SNEAK PEEK: Meet NCIL’s 2025 Keynote Speakers!

Reminder: early bird registration rates for NCIL’s 2025 Annual Conference on Independent Living end this Thursday, May 1!
NCIL is proud to announce a few exciting details about this year’s conference.
The theme for the 2025 March and Rally is Our Lives, Our Homes, Our Communities. Together, we will march through the streets of Washington, DC to send a clear message: we are united and determined to preserve our freedom to live independently in our communities!

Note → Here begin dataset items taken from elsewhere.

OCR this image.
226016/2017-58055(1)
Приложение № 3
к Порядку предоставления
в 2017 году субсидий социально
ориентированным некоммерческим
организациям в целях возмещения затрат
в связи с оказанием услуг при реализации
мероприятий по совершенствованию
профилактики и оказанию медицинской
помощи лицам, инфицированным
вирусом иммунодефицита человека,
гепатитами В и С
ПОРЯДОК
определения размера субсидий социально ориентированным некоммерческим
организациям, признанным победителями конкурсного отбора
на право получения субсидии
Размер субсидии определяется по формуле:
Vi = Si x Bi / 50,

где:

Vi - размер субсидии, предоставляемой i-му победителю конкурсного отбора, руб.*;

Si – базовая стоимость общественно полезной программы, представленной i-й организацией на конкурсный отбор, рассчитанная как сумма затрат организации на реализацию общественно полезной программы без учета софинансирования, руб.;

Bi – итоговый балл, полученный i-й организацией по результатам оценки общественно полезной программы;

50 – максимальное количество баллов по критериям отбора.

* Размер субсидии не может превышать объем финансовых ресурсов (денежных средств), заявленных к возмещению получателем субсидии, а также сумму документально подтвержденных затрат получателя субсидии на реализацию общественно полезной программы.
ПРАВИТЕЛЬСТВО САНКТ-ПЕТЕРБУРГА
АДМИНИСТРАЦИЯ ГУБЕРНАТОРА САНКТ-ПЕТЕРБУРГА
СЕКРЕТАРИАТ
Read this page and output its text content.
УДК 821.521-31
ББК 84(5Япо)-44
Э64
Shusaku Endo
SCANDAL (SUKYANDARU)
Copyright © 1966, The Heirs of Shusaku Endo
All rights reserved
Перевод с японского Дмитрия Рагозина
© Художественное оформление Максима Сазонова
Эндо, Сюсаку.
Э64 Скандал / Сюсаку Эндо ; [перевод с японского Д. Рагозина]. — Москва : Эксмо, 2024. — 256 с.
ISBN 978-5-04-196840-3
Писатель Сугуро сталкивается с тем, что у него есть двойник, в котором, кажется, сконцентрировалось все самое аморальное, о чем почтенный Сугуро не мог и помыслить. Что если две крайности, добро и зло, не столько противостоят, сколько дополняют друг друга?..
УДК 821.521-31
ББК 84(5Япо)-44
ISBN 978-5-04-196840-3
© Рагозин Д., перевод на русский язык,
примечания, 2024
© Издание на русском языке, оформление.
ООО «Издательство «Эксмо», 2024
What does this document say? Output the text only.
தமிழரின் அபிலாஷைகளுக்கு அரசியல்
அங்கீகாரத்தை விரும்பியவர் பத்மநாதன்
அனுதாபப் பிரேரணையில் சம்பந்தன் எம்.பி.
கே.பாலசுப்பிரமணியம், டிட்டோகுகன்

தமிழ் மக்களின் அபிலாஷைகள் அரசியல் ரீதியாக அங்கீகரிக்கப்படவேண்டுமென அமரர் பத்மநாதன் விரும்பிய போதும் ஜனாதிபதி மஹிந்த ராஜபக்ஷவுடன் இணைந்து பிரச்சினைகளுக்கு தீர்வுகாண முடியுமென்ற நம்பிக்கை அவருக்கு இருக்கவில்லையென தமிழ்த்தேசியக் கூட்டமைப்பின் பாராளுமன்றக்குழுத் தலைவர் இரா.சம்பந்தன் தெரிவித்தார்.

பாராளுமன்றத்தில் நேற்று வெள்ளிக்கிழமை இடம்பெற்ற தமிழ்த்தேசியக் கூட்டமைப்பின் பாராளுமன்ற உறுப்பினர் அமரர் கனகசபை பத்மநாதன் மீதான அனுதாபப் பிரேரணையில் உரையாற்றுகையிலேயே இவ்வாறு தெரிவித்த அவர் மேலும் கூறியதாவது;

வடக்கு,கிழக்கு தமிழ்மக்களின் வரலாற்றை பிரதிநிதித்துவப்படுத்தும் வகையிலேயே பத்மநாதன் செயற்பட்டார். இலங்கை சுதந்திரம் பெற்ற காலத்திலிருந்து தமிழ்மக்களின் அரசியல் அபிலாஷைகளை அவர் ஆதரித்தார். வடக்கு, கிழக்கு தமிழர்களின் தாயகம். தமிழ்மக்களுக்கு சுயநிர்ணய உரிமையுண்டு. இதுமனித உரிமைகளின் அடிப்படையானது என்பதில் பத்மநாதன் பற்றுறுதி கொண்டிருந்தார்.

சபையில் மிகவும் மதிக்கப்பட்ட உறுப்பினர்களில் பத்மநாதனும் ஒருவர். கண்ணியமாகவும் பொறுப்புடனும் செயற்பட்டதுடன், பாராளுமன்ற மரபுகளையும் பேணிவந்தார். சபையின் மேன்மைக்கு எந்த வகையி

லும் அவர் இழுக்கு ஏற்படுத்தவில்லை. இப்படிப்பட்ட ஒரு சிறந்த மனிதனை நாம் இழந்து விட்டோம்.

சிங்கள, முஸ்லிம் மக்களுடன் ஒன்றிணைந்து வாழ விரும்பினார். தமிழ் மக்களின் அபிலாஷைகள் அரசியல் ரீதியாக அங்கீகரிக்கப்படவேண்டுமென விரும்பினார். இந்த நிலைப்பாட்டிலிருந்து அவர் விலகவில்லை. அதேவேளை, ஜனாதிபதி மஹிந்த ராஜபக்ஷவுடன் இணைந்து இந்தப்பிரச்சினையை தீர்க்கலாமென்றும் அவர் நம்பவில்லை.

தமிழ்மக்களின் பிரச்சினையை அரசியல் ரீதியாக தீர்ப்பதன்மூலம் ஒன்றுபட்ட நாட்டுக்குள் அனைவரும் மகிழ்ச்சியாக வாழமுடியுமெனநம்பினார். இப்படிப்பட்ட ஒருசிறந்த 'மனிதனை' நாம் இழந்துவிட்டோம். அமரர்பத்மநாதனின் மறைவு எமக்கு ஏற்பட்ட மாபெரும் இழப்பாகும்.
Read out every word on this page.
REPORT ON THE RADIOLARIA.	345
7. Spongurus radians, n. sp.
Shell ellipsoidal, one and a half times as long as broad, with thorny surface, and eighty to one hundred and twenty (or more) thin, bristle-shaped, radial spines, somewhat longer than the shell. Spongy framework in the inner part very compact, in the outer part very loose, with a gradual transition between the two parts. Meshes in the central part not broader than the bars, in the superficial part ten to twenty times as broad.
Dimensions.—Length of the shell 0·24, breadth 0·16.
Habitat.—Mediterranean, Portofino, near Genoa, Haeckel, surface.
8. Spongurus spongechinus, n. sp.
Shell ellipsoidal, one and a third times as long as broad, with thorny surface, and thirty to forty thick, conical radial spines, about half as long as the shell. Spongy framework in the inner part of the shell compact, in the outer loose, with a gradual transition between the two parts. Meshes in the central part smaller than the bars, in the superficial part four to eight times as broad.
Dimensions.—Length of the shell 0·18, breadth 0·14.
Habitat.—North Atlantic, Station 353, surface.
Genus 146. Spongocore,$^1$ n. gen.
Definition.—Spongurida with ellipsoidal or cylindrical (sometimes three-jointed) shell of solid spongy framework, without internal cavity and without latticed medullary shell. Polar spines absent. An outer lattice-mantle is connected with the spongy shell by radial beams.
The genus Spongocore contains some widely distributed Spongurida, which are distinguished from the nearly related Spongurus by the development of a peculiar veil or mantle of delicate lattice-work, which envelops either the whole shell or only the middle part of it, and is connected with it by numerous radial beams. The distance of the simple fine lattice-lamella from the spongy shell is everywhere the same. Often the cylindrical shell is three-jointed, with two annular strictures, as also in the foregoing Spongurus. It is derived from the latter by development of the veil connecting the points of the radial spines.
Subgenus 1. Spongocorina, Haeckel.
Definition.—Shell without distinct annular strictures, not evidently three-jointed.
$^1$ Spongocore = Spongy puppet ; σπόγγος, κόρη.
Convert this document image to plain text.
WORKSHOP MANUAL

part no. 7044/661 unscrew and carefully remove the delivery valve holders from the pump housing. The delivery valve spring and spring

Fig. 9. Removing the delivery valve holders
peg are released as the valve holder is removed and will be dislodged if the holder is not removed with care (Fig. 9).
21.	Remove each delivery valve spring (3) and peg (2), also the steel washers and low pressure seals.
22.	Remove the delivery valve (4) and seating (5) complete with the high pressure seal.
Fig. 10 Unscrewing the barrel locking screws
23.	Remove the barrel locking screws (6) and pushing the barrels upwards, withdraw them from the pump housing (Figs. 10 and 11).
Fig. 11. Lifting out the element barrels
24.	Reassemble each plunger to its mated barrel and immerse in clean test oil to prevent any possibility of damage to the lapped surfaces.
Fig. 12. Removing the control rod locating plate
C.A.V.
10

In honor of the 35th Anniversary of the Americans with Disabilities Act, we will host a celebration in collaboration with AAPD. A ticket is included with conference registration.
We’ve got an electrifying line up of speakers and a packed agenda. Our Keynote Speakers include:
Keri Gray (Opening Plenary)
Keri Gray is a dynamic entrepreneur, facilitator, cancer survivor, and a passionate advocate for racial and disability justice. As the CEO of Ignite by Keri Gray, she is dedicated to fostering professional communities that are intentional and equitable, with a strong focus on racial and disability justice education. She is the founder of the National Alliance of Melanin Disabled Advocates (the NAMED Advocates), an organization that is reshaping social justice movements’ approach to ableism and building cross-movement solidarity with disabled leaders of color.
Keely Cat-Wells (Awards Luncheon)
Since becoming Disabled in her teens, Keely has worked to advance disability rights. She is the CEO of Making Space, a talent and learning platform that equips Disabled professionals with resources and opportunities to build meaningful careers. Under her leadership, Making Space partnered with NBCUniversal to place the first-ever Disabled hosts on NBC Sports’ Paralympics broadcast for Paris 2024. Their recent documentary “Fight To Fly” exposed the inequalities that Disabled travelers face, triggering policy reform and establishing a Working Group to advise the UK Government.
Ly Xīnzhèn M. Zhǎngsūn Brown (Closing Plenary)
Ly Xīnzhèn M. Zhǎngsūn Brownis an internationally recognized advocate, community organizer, community builder, and scholar-activist whose work addresses interpersonal, corporate, and state violence targeting disabled people at intersections of race, class, gender, sexuality, faith, language, and nation. They were the 2016 recipient of NCIL’s Diana Viets Award. Ly Xīnzhèn is director of public policy at National Disability Institute, where their work advances financial freedom and economic justice for disabled people via law and policy.